Lee knew Graylock couldn’t afford to have the meeting disrupted. Having Lee dragged away from the microphone would ruin Graylock’s attempt to ensure investors nothing was amiss at the company.

“Who are you?” said Graylock. “If you want my order, I’ll take a Spanish omelet and coffee.” The crowd chuckled.

“I’m Enzo Lee of the San Francisco News.” Lee saw with satisfaction the consternation that replaced Graylock’s smirk at hearing his name. “What about it, Mr. Graylock? What about the testing?”

“It is not true,” said Graylock finally. Lee could almost feel Graylock’s unblinking gaze boring through his chest.

“I have been told by AgriGenics’ employees that the company is cultivating not just rice but other crops that have been genetically engineered,” said Lee. “They say you also have been testing genetically engineered diseases.”

“They are all liars. They are people who don’t understand that first and foremost, AgriGenics is a business. They think we exist in an ivory tower.” Graylock looked away from Lee and appealed to the roomful of Wall Street’s powerful.

“Don’t you see the conspiracy? The scientists have always resented the fact that I, alone, respect the bottom line. They never understood that I saved the company, that I enable them to continue their precious projects. They are feeding these lies to the press.”

“Mister Graylock.” It was the diminutive Lorraine Carr standing in her black dress across the room at the other microphone. “Way to go, Lorraine,” thought Lee. Everyone’s attention shifted to her.

“We have copies of your company’s internal records that show tens of millions of dollars were paid to the company from overseas,” Carr said. “Yet, the company makes no mention of this source of money on its financial reports. What was the money for?”

“What was it for?” said Graylock. “It was for whatever they wanted to buy. Am I to be faulted because I knew foreign buyers who wanted what AgriGenics had to sell? We had assets that people wanted to buy and I sold them.”

“What were the assets, Mister Graylock?” asked Lee. “Were they viruses and diseases designed to destroy entire crops? Were they diseases genetically altered by AgriGenics that kill or injure people?”

“Do you think we are the only one with a fungus that kills corn or a virus that is fatal to cattle?” said Graylock. “How do you study these things if you don’t have them? I can’t control what other people do. Do you think that someone who wants to use these things will stop if they can’t buy them from us? They’ll just find something else, maybe something worse. Is a virus worse than a jet fighter? American companies sell those abroad all the time. If we violated any laws, the violations are trivial and we will pay the fines.”
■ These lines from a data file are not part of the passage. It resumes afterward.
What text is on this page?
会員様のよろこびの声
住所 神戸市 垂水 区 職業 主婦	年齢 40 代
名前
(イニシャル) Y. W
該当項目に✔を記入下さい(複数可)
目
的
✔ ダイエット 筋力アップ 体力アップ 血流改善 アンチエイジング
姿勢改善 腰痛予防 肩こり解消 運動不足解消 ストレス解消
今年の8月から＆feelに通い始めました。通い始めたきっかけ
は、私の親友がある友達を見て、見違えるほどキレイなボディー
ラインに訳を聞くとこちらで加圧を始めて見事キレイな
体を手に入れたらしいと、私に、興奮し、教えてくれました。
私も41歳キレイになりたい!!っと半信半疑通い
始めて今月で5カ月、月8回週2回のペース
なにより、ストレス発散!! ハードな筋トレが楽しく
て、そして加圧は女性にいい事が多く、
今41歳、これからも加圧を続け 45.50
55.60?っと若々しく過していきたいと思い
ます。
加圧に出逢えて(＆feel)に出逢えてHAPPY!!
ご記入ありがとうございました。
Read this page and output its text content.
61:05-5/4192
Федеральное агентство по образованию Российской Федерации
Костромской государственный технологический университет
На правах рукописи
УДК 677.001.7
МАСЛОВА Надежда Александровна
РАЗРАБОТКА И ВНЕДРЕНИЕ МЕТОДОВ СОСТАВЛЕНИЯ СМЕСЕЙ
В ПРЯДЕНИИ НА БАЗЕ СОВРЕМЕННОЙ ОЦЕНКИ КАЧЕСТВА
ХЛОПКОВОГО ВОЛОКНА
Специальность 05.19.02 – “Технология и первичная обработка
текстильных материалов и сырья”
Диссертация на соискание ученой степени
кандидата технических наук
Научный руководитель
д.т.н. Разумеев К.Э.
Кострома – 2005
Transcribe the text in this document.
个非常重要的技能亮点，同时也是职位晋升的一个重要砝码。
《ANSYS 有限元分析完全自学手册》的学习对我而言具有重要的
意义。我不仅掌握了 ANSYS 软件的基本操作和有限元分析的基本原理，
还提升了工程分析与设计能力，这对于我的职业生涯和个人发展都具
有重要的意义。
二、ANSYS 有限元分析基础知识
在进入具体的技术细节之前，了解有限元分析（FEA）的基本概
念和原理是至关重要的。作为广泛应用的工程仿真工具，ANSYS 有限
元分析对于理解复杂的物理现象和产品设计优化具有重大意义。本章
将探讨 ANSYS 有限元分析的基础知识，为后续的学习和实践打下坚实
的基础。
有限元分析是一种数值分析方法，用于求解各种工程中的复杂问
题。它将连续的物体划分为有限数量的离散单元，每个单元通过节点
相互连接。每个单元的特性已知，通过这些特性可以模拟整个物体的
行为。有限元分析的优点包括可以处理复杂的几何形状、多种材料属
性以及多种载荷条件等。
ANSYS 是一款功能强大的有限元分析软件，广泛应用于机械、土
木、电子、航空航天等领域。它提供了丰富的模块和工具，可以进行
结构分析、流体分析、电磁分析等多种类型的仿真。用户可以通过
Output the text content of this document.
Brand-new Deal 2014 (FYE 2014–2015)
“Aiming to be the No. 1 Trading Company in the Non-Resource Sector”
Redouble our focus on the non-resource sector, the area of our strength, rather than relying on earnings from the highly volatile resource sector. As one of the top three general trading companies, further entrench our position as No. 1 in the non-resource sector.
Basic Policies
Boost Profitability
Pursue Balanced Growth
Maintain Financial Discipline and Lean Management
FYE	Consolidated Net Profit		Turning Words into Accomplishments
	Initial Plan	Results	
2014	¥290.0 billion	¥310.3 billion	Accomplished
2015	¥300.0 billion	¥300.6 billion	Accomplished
“When did AgriGenics get into the business of creating and selling biological weapons?” asked Lorraine.

“Ask Arthur Sendaki. These horrors, as you describe them, were already on the shelf when I took over. I don’t know where they came from. Ask the government. Any competent lab can grow more of the same virus. Is that our crime?”

“The people who paid you for this,” said Lee. “You knew, didn’t you, how they planned to use them?”

“No…no. That’s absurd,” said Graylock. “I don’t know anything about that. Look, you are trying to blame me for the way the world is. It’s not my fault that there are terrorists and dictators and nations that want to destroy each other. It’s always been that way. Frankly, I don’t care.”